According to Reuter's coverage of the climate talks taking place in Bangkok, Thailand, Hand pitched the delegates on the concept of a national schedule, which, instead of stubbornly insisting on binding emissions targets, commits developing countries to a series of climate mitigation steps that are both economically and realistically feasible. Rich countries would still be free to agree to the targets most of them are so insistent upon.
In this way, all countries involved are demonstrating a commitment to climate change mitigation without putting their growing economies at risk. As Hand remarked, the concept is relatively simple:
"At its core it is a simple idea...Each party would have a national schedule attached to the treaty. In the schedule would be parties' mitigation actions -- economy-wide targets for developed countries; a suite of actions for developing countries."
While some environmentalists are concerned that allowing developing nations to sidestep binding targets represents backsliding from the Kyoto framework, this concept of national schedules may actually prove more effective at reducing emissions than targets, which are typically "magical" climate change solutions rather than specific, achievable action plans.
By allowing developing nations to create national schedules, they are able to tailor their climate change mitigation commitments to the political and economic situation within their own country without the pressure to resort to dubious accounting methods simply to appear to meet a target.
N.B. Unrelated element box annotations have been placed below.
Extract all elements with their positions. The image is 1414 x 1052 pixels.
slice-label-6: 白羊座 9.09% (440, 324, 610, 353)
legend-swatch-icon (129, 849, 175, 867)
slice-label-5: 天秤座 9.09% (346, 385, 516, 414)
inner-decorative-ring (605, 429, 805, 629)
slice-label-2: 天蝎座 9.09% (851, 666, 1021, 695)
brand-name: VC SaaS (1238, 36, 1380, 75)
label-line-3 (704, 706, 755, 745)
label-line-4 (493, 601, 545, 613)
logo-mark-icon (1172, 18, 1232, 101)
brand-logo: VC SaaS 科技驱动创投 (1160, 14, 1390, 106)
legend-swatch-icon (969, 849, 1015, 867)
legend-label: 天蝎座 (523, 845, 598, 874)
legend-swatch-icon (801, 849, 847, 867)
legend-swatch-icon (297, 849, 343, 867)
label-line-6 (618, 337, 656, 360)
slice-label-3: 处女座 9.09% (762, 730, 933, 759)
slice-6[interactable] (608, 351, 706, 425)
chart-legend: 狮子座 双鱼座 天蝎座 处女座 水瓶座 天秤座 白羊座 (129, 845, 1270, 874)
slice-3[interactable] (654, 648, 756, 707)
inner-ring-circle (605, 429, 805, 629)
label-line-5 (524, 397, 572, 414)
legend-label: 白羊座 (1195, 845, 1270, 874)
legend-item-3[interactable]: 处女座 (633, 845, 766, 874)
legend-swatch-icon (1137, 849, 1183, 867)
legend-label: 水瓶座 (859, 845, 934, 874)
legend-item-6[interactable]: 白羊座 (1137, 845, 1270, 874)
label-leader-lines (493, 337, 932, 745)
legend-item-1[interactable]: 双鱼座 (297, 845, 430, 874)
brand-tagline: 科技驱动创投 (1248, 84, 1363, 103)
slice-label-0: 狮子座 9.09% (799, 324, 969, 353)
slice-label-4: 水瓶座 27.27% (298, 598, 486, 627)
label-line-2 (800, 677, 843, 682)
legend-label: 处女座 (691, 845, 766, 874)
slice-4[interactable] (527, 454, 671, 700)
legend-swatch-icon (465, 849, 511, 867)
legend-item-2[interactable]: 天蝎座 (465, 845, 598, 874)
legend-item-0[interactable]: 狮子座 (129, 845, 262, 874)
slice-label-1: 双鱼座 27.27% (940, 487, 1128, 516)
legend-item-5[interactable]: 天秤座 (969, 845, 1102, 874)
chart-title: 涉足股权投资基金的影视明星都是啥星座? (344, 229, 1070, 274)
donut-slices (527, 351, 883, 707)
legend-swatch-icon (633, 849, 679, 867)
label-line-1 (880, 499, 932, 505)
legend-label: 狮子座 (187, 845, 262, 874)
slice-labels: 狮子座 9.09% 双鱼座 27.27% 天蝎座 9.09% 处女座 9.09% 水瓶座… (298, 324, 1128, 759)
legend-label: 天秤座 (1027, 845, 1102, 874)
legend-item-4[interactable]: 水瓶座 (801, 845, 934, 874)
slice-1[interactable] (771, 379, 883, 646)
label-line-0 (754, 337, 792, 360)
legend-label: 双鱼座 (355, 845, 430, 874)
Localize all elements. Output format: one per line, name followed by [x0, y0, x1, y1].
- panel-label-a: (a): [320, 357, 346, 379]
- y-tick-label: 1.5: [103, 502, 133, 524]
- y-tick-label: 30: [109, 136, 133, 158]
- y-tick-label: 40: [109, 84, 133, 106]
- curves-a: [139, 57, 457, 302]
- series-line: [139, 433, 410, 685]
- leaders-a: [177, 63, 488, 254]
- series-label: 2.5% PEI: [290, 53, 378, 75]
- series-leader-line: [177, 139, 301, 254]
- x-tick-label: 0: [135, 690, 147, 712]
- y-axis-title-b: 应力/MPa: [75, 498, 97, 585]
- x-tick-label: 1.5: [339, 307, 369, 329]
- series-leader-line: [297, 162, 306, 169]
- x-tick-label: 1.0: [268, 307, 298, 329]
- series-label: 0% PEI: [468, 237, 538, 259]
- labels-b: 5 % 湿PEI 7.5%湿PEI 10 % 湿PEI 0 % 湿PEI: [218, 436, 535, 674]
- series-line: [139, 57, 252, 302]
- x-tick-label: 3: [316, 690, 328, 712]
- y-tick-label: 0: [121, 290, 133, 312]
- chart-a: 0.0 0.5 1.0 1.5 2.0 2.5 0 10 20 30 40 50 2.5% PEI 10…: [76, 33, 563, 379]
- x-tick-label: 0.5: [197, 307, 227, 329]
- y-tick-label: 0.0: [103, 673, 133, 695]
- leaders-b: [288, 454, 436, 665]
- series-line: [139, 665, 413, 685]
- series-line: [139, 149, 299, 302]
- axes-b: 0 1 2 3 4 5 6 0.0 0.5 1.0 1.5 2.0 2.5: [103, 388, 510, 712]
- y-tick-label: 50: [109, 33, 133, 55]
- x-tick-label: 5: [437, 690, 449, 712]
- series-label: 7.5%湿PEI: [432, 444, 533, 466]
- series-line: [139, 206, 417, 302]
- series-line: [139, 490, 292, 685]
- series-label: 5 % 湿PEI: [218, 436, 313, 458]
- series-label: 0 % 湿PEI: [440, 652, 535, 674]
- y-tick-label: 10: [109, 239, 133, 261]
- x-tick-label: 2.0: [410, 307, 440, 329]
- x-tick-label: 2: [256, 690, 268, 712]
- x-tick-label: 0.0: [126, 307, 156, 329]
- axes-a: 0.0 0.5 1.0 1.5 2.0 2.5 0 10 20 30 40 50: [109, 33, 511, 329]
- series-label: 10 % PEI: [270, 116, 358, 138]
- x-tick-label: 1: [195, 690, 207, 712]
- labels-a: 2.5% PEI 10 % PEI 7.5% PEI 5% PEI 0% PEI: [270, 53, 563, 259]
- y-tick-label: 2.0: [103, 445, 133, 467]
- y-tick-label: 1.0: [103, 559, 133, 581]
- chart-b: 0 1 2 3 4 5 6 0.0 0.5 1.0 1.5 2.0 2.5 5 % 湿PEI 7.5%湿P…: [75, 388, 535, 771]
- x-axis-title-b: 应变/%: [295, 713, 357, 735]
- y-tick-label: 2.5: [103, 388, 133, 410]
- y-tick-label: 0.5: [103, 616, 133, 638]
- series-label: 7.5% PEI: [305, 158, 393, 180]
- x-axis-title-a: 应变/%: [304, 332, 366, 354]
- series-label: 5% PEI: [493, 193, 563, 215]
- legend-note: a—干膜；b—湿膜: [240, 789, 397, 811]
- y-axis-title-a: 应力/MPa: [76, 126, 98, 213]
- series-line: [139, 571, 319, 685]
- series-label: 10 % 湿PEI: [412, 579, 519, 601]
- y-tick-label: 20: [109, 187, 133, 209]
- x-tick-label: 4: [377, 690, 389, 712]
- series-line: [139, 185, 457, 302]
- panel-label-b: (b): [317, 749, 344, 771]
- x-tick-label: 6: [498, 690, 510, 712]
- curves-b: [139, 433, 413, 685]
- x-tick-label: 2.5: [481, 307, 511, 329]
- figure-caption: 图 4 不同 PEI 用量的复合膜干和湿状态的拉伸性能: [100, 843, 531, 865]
Simultaneously, rich countries are placated by written commitments to climate change mitigation from the developing world.
In addition, developing nations may be motivated to put more effort into clean energy industries as part of their scheduled action plan, a step that will ultimately lead to emissions reductions and economic growth. This national schedules approach, by encouraging developing countries to create specific action plans built on increasing energy efficiency and building clean energy supplies, would actually bring us one step closer to a Kaya Direct approach, which if suitably aggressive and actionable, could actually get the international negotiations back on track to deliver real emissions reductions and not just magical accounting tricks and symbolic commitments.
The United States, which is now considering the Senate version of a climate and energy bill, has proposed scrapping binding emissions targets from an international treaty, altogether, and instead suggests a national schedule type framework for all countries, rich and poor, alike. Under this framework, countries would agree to shared but non-binding international targets and actionable, specific and binding (to the extent possible for international treaties) national schedules focused on measures that directly drive energy intensity improvements and the decarbonization of the growing global energy supply.
Developing nations, however, see this as an escape clause for rich countries to avoid taking decisive, measurable action. But given the failure of the Kyoto Protocol to result in significant emissions reductions, these new proposals, which center more on strategic, feasible action plans to improve energy efficiency and transition to clean energy, rather than symbolic commitments, may be the first sign of true progress on the road to Copenhagen.